1967 Paul McCartney Portraits Star In John Bratby Retrospective
CAPTURING THE WHIMSICAL SPIRIT of one of the world’s great musicians and one of the ’60s best-dressed men, painter John Bratby’s Paul McCartney portraits ooze character, one of them freezing the Beatles tunesmith in mid-whistle, or perhaps even a trademark ‘Ooooooh!’.
Two Macca portraits that Bratby painted in 1967 are reunited for the first time at Hastings’ Jerwood Gallery between January 30 and April 17, 2016, in a show of the late painter’s works entitled John Bratby: Everything But The Kitchen Sink, Including The Kitchen Sink. But a third McCartney by Bratby – this one, presumably – appears to have hunkered down and has so far eluded curators.

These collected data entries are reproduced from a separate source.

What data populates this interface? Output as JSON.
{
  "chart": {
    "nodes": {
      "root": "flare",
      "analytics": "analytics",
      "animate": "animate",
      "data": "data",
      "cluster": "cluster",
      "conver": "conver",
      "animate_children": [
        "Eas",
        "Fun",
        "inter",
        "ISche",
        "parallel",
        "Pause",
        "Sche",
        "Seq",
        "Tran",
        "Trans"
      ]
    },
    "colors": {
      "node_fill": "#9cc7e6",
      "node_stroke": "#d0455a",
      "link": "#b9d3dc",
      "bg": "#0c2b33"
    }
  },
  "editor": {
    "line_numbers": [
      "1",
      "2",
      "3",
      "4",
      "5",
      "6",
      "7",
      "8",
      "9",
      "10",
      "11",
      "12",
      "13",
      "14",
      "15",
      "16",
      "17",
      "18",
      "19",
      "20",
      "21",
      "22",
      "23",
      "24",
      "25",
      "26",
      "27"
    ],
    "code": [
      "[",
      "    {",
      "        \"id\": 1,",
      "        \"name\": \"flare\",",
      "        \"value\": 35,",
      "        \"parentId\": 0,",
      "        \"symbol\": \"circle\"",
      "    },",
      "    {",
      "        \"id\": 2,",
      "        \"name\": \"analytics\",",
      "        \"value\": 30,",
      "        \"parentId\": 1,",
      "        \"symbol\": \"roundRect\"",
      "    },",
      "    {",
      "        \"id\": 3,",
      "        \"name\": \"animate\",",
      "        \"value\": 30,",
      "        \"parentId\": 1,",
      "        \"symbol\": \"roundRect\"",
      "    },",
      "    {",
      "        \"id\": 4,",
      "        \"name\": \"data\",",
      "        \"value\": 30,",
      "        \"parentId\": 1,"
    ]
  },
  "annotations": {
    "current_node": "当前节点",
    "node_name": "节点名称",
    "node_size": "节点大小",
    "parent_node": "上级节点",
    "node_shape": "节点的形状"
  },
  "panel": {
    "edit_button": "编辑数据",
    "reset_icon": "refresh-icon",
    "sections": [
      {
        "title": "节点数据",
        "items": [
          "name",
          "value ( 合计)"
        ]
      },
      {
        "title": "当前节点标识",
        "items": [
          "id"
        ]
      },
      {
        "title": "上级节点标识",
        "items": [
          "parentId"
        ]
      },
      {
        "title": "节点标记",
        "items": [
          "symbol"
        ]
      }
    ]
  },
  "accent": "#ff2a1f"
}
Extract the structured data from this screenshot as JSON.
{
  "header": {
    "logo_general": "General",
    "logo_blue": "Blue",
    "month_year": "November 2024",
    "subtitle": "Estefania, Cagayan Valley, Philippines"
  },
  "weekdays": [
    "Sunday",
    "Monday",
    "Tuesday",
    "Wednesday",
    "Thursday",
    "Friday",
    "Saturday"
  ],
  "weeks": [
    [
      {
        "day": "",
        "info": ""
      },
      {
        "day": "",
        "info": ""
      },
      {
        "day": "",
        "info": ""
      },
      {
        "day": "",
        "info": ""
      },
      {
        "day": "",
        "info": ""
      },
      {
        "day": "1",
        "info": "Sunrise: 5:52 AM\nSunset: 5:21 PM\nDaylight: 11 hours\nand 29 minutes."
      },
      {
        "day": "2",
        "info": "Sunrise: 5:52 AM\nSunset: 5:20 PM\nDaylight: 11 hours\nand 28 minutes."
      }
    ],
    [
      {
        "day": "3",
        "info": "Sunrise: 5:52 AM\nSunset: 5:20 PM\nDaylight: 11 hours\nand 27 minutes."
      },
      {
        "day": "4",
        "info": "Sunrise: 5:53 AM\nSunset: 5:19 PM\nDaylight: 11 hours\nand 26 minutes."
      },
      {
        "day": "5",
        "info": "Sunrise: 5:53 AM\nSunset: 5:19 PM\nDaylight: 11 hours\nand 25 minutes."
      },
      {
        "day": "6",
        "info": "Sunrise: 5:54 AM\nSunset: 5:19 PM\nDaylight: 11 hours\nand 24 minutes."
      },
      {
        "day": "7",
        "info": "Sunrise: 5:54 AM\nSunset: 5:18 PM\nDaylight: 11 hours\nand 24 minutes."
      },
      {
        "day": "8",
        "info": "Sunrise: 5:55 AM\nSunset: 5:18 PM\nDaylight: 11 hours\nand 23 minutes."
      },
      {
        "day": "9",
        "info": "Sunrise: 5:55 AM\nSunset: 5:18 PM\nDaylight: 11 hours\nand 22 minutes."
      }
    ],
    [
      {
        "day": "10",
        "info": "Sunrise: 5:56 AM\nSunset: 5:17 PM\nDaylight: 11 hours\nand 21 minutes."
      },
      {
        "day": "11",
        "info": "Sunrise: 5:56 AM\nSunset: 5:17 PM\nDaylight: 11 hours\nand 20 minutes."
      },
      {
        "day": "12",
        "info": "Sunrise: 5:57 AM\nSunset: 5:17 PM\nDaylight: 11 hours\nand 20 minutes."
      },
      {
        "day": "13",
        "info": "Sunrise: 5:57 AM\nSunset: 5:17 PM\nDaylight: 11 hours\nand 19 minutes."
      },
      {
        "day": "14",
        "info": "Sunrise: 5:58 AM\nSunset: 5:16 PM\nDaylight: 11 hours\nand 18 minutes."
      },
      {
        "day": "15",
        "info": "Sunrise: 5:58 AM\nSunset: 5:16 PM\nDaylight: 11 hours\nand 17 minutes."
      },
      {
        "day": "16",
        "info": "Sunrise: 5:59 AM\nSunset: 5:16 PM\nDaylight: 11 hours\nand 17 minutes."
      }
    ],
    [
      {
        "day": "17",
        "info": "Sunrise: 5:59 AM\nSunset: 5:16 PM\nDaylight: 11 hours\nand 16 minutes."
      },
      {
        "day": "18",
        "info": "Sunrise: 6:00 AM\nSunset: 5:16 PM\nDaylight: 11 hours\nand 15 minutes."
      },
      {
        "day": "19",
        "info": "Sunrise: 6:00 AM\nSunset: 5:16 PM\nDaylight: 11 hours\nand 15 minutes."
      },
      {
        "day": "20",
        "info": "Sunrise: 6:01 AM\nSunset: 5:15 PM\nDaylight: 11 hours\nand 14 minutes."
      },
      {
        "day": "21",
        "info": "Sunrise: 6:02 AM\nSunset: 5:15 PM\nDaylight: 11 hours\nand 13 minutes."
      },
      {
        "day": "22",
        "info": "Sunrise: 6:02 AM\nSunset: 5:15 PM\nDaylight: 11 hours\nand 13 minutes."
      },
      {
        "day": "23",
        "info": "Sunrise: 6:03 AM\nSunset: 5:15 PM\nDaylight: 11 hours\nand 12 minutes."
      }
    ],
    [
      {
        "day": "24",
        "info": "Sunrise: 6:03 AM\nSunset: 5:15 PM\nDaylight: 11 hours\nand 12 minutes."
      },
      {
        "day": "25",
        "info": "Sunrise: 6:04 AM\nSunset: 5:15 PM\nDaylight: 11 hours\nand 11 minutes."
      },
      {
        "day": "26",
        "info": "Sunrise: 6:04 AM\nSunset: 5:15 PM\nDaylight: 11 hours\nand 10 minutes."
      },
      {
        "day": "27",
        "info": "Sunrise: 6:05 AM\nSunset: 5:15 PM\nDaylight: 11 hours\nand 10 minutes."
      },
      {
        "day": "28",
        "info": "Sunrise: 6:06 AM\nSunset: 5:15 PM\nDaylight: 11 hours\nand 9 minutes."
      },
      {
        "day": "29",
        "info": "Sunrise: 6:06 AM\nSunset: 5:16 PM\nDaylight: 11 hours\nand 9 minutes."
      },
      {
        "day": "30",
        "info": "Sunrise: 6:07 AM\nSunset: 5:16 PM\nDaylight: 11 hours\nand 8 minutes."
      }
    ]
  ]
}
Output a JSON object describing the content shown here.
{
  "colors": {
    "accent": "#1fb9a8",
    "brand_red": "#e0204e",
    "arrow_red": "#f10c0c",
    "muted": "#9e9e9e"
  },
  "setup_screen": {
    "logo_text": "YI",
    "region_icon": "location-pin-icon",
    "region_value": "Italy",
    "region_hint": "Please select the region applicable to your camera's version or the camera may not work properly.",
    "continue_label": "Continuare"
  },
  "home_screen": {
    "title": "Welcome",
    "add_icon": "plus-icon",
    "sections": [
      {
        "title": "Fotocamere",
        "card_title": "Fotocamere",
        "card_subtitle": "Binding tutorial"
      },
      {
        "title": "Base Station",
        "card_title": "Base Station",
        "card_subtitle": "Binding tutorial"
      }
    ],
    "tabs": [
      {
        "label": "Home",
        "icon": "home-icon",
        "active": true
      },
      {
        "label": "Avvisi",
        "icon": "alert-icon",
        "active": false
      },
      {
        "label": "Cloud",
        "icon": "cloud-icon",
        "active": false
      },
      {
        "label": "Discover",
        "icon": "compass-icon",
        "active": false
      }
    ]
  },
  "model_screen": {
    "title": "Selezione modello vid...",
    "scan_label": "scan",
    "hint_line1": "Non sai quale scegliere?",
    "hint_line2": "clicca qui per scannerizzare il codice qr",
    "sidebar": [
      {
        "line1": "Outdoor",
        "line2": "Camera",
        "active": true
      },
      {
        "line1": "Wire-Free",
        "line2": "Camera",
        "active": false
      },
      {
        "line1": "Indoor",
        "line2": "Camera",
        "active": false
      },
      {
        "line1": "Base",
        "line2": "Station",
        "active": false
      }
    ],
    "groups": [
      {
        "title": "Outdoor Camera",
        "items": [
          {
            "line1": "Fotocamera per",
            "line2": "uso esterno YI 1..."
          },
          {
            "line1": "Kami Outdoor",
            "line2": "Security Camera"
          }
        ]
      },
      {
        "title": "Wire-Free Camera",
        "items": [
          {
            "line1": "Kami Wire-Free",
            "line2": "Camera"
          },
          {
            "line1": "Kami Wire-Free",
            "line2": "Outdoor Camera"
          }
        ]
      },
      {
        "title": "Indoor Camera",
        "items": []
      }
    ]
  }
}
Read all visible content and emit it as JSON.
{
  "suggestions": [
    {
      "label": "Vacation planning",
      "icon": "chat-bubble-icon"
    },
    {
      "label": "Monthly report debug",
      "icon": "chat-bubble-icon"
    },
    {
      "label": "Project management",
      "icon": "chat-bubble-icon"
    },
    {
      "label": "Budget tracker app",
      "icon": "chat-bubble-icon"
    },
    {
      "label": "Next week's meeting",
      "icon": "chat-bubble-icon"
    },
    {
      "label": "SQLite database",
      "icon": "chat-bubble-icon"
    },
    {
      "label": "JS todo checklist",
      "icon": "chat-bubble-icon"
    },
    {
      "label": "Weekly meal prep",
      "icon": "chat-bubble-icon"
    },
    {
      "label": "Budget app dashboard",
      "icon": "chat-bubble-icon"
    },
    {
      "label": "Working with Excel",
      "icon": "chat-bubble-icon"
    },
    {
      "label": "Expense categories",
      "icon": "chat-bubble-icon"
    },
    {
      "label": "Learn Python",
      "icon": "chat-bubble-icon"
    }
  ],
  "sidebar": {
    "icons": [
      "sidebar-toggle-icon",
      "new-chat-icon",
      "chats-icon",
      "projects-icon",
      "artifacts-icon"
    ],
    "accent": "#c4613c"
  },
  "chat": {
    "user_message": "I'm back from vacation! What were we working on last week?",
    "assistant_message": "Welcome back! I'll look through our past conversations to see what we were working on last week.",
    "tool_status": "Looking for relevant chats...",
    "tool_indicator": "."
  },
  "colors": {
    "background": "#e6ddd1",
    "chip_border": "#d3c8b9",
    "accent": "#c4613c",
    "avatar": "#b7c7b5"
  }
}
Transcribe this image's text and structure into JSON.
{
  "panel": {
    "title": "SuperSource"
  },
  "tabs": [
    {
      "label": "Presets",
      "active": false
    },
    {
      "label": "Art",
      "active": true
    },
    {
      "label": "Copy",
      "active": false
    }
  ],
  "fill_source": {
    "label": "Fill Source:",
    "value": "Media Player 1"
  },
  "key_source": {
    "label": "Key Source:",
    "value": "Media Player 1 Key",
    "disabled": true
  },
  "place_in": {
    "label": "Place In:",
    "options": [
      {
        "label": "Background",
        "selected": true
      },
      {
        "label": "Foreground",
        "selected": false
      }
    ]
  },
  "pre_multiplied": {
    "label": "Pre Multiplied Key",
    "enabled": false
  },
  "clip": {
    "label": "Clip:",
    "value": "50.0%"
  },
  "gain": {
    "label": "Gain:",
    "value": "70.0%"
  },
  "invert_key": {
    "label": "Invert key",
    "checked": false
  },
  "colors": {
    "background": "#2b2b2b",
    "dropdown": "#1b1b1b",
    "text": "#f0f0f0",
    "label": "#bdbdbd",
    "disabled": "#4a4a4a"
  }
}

Bratby, who died in his adopted home town of Hastings in 1992 whilst walking home from his local fish and chip shop the day after his 64th birthday, was one of the British art scene’s great “radical realists” of the 1950s and ’60s. Celebrities who sat for him included McCartney, Michael Palin, Arthur Askey and Claire Rayner. He is thought to have painted over 3,000 works, and many of the exhibition’s most fascinating items were crowdsourced after an appeal for submissions elicited an avalanche of letters, photos and eccentric Bratby stories.